Eigenartige Sonne … Unmöglich, hineinzuschauen. Und trotzdem wärmte sie nicht, stimmte noch nicht einmal fröhlich. Der Wind war frisch, und das Glitzern auf dem Wasser stach in die Augen wie gleißendes Weißblech.
Sie fuhren parallel zur nördlichen dänischen Küste, allerdings so weit draußen, dass kein Land in Sicht war.
Der junge Mann mit der Brille war der erste Passagier, der aufgestanden war. Er trug Golfhosen, einen Pullover und hatte seine Jacke unter den Arm geklemmt.
Arnold Schuttringer, Ingenieur, wohnhaft in Mannheim, las Petersen, der die Passagierliste bei sich hatte.
Schuttringer sah sich erst etwas um und entschied sich dann für das Vordeck. Er legte seine Jacke auf das Spill und begann mit einer Reihe aufeinander abgestimmter gymnastischer Übungen, methodisch, unverdrossen, mit hartnäckigem Gesichtsausdruck. Er hatte seine Brille abgesetzt, und seine Augen waren jetzt normal groß. Demnach wurden sie nur durch die konvex geschliffenen Gläser so vergrößert.

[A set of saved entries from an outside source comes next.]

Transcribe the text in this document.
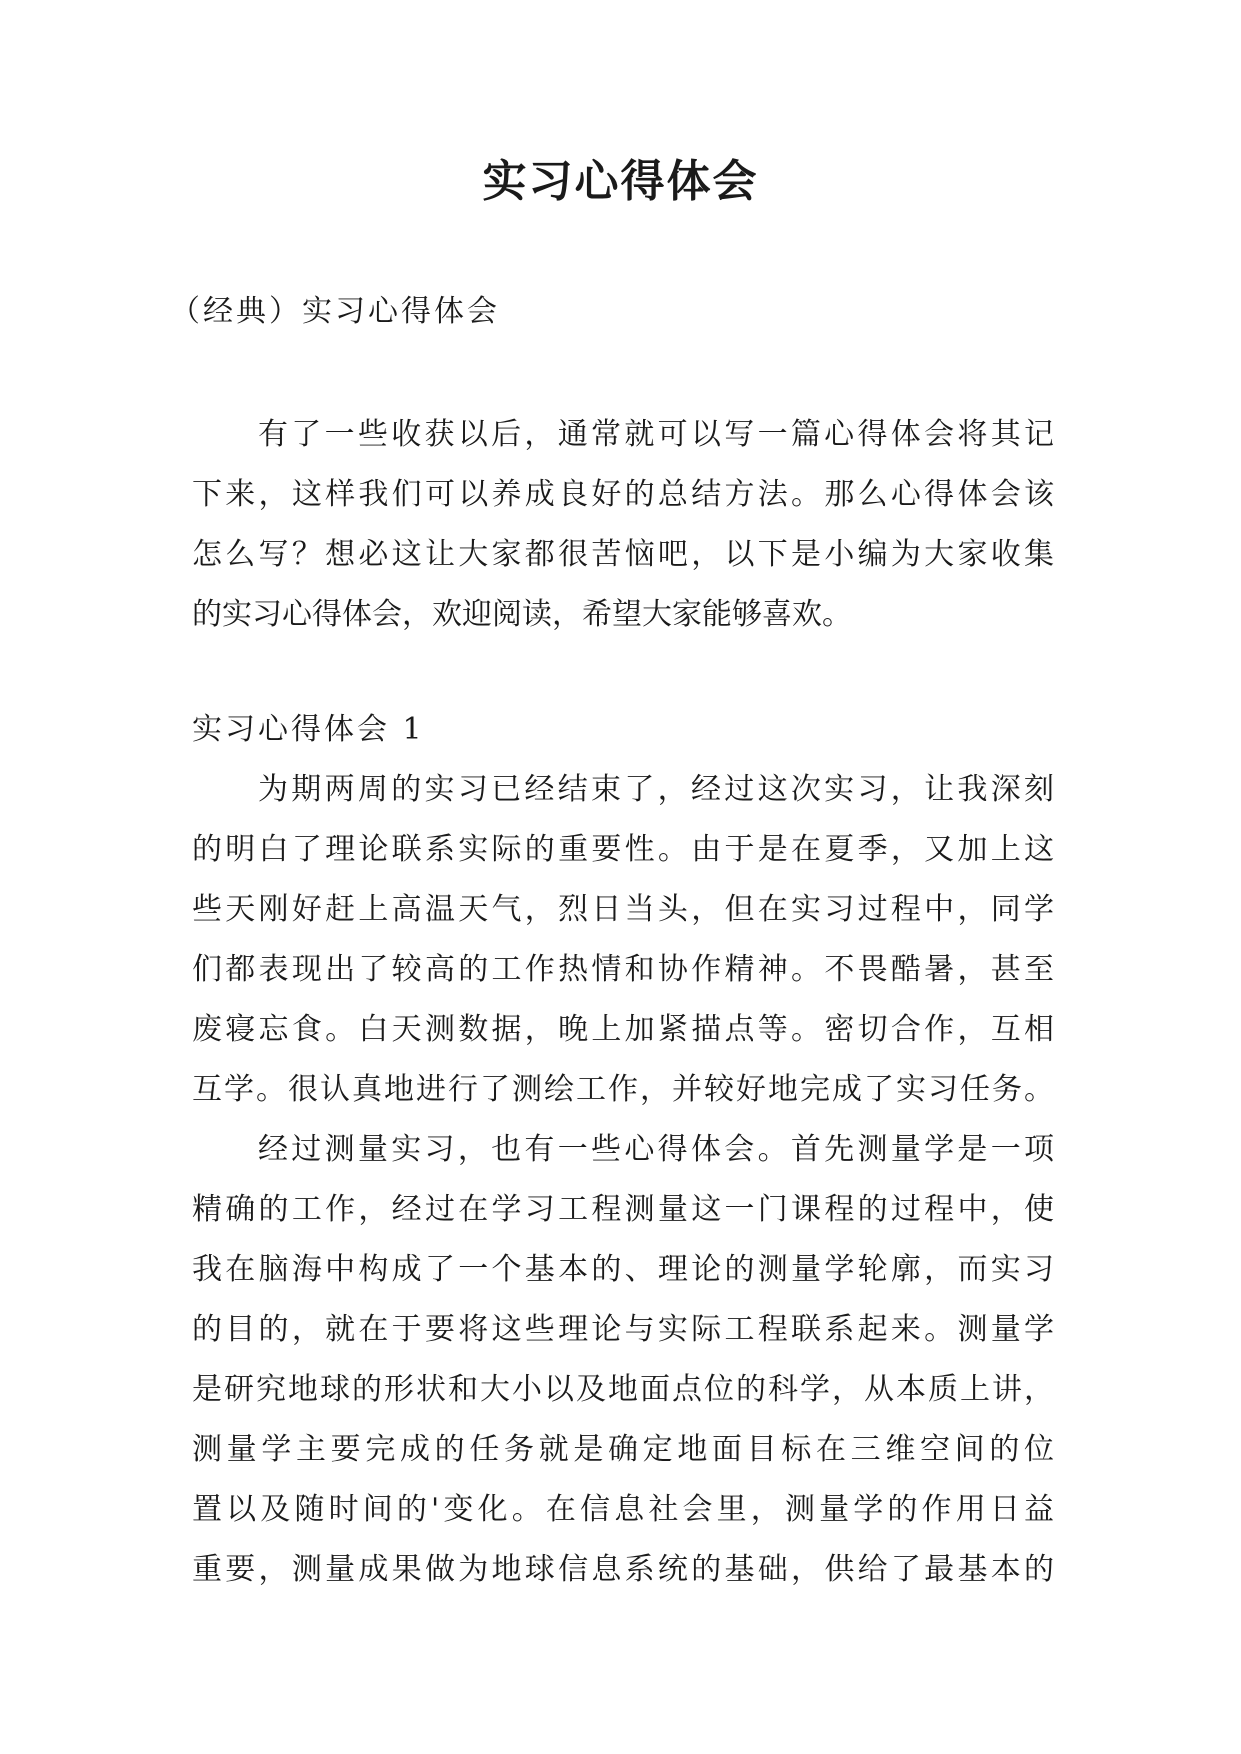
实习心得体会
（经典）实习心得体会
有了一些收获以后，通常就可以写一篇心得体会将其记
下来，这样我们可以养成良好的总结方法。那么心得体会该
怎么写？想必这让大家都很苦恼吧，以下是小编为大家收集
的实习心得体会，欢迎阅读，希望大家能够喜欢。
实习心得体会 1
为期两周的实习已经结束了，经过这次实习，让我深刻
的明白了理论联系实际的重要性。由于是在夏季，又加上这
些天刚好赶上高温天气，烈日当头，但在实习过程中，同学
们都表现出了较高的工作热情和协作精神。不畏酷暑，甚至
废寝忘食。白天测数据，晚上加紧描点等。密切合作，互相
互学。很认真地进行了测绘工作，并较好地完成了实习任务。
经过测量实习，也有一些心得体会。首先测量学是一项
精确的工作，经过在学习工程测量这一门课程的过程中，使
我在脑海中构成了一个基本的、理论的测量学轮廓，而实习
的目的，就在于要将这些理论与实际工程联系起来。测量学
是研究地球的形状和大小以及地面点位的科学，从本质上讲，
测量学主要完成的任务就是确定地面目标在三维空间的位
置以及随时间的'变化。在信息社会里，测量学的作用日益
重要，测量成果做为地球信息系统的基础，供给了最基本的
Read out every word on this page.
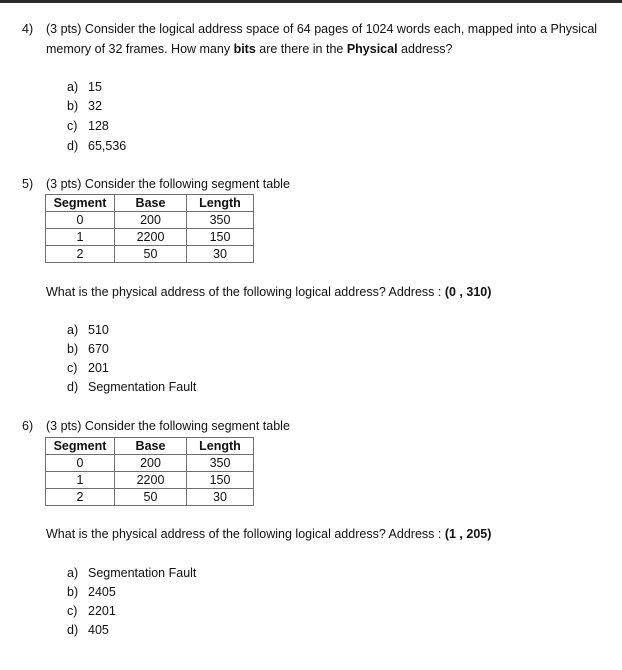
4) (3 pts) Consider the logical address space of 64 pages of 1024 words each, mapped into a Physical
memory of 32 frames. How many bits are there in the Physical address?
a) 15
b) 32
c) 128
d) 65,536
5) (3 pts) Consider the following segment table
Segment	Base	Length
0	200	350
1	2200	150
2	50	30
What is the physical address of the following logical address? Address : (0 , 310)
a) 510
b) 670
c) 201
d) Segmentation Fault
6) (3 pts) Consider the following segment table
Segment	Base	Length
0	200	350
1	2200	150
2	50	30
What is the physical address of the following logical address? Address : (1 , 205)
a) Segmentation Fault
b) 2405
c) 2201
d) 405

Der Kapitän war allein auf der Brücke. Weiter hinten stand der Steuermann unbeweglich in seiner Glaskabine, beide Hände am Messingrad und den Blick starr auf den Kompass gerichtet.
Ein Küchenjunge in weißer Kochmütze kam über das Deck, um Abfall ins Meer zu werfen. Er erblickte den jungen Deutschen und brauchte eine Weile, sich von seiner Verblüffung zu erholen, da der Passagier jetzt flach auf dem Rücken lag, sich im Takt und wie ein Automat ausstreckte und wieder aufrichtete, und dabei immer wieder ein befriedigtes ›Ha!‹ ausstieß.
Es gab übrigens noch jemand, der diese Turnübungen beobachtete, und Petersen verzog verärgert das Gesicht, als er den Mann sah: Peter Krull, der Kohlentrimmer.